The rest of the conversion story
Sunday, July 11th, 2010So, I know I left something out: how I started praying to Jesus, and what that did.
It all began when I turned my heart over to Jesus in the chapel at Seattle University on one December Saturday in my first quarter at Seattle University. I sat there in the chapel lonely and sad, full of the recognition of what a wreck my life actually was, all exterior accomplishment and no interior fulfillment, and I asked Jesus to come to me. I had always prayed to God before, who was comfortably abstract and far away. Jesus, I knew, would mess up my life, and I liked it the way it was–until that day in the chapel, looking at Jesus on the crucifix, when I realized that actually I did not like my life the way it was at all.
This was the first time I had ever done such a thing. But I was so lonely. I think it was beginning to dawn on me that nobody could ever love me as I longed to be loved. The only person who could do that was Jesus.
I remember the prayer I said that day:
Oh, Jesus, come to me. Come to me. Be my brother, my father, my lover, my friend. Come to me.
I said it over and over, and I wept. And that’s how it started.
I have read so many times in different spiritual books about how all God needs is for us to turn to Him. He, like the father in the story of the prodigal son, will run to meet us. I know how true this is, because this is what happened to me.
I prayed that prayer in the chapel, looking at the crucifix, and then I began to pray with the Sacred Space book, which was my first introduction to mental prayer. And Jesus began to come to me.
Soon, I was praying daily, and then I was making it most important, praying first thing in the morning. In return, it seemed like my prayer life was deepening and growing almost every day. Soon I couldn’t do without mental prayer. I needed it.

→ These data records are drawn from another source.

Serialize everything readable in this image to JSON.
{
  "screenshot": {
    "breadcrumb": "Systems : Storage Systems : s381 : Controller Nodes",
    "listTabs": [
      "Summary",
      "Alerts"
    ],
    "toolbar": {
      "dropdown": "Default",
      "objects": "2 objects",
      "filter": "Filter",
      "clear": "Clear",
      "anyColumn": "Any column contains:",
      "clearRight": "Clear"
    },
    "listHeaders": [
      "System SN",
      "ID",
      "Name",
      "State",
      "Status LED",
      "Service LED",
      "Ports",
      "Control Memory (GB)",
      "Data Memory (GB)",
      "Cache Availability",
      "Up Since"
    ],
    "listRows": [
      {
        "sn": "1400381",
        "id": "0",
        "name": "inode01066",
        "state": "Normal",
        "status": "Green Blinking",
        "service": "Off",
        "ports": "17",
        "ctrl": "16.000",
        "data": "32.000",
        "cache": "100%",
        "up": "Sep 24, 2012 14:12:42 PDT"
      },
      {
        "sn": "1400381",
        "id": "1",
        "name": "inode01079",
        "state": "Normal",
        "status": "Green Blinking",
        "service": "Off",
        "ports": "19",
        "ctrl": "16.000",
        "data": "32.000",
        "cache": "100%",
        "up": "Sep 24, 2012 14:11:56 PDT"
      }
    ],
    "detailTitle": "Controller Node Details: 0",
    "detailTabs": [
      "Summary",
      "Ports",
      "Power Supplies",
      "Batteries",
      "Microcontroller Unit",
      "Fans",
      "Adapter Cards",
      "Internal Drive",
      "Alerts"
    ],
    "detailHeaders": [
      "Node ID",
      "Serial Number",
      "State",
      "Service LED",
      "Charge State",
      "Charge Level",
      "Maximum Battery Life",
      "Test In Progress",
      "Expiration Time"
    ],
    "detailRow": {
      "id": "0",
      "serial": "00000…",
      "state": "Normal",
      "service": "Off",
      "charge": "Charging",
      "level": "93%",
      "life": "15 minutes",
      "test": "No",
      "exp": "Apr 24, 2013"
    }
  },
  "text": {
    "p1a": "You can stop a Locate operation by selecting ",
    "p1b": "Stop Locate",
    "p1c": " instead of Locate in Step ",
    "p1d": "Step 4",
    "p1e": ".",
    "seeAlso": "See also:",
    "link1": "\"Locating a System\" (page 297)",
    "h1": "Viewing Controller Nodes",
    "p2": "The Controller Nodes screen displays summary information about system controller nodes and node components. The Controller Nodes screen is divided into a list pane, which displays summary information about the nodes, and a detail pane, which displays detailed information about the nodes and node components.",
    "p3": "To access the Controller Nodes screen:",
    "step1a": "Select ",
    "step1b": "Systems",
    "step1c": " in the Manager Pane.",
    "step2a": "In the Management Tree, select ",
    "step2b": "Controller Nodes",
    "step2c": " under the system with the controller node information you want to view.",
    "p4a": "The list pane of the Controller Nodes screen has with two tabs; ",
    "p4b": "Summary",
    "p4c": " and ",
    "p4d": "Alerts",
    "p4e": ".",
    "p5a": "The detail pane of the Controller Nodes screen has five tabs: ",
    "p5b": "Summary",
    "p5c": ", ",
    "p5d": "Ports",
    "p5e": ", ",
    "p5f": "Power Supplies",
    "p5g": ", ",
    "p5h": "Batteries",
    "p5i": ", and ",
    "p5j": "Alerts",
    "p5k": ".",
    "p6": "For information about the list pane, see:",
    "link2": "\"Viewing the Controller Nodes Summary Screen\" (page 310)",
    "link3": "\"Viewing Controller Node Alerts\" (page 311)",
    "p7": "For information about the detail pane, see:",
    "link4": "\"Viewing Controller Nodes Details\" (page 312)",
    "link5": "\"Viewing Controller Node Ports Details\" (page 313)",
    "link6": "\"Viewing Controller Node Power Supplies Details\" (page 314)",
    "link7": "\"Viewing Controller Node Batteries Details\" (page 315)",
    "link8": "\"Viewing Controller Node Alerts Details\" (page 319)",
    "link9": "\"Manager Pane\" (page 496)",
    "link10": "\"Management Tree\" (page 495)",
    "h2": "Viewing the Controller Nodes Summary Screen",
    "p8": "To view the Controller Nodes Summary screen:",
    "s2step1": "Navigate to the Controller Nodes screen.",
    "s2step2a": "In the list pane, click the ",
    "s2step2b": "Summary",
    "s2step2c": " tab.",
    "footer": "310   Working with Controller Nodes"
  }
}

Jesus granted me a lot of consolations through prayer in those days, as if to draw me deeper and closer in. It’s a good thing He did. I still panicked the first time I encountered a dry patch in prayer, but the Holy Spirit directed me to some texts on prayer and I learned enough about dry patches to soldier through, or at least to keep going.
I still pray daily. It is a constant in my life. Sometimes I think of it as my real work. And I have seen my life transformed by it.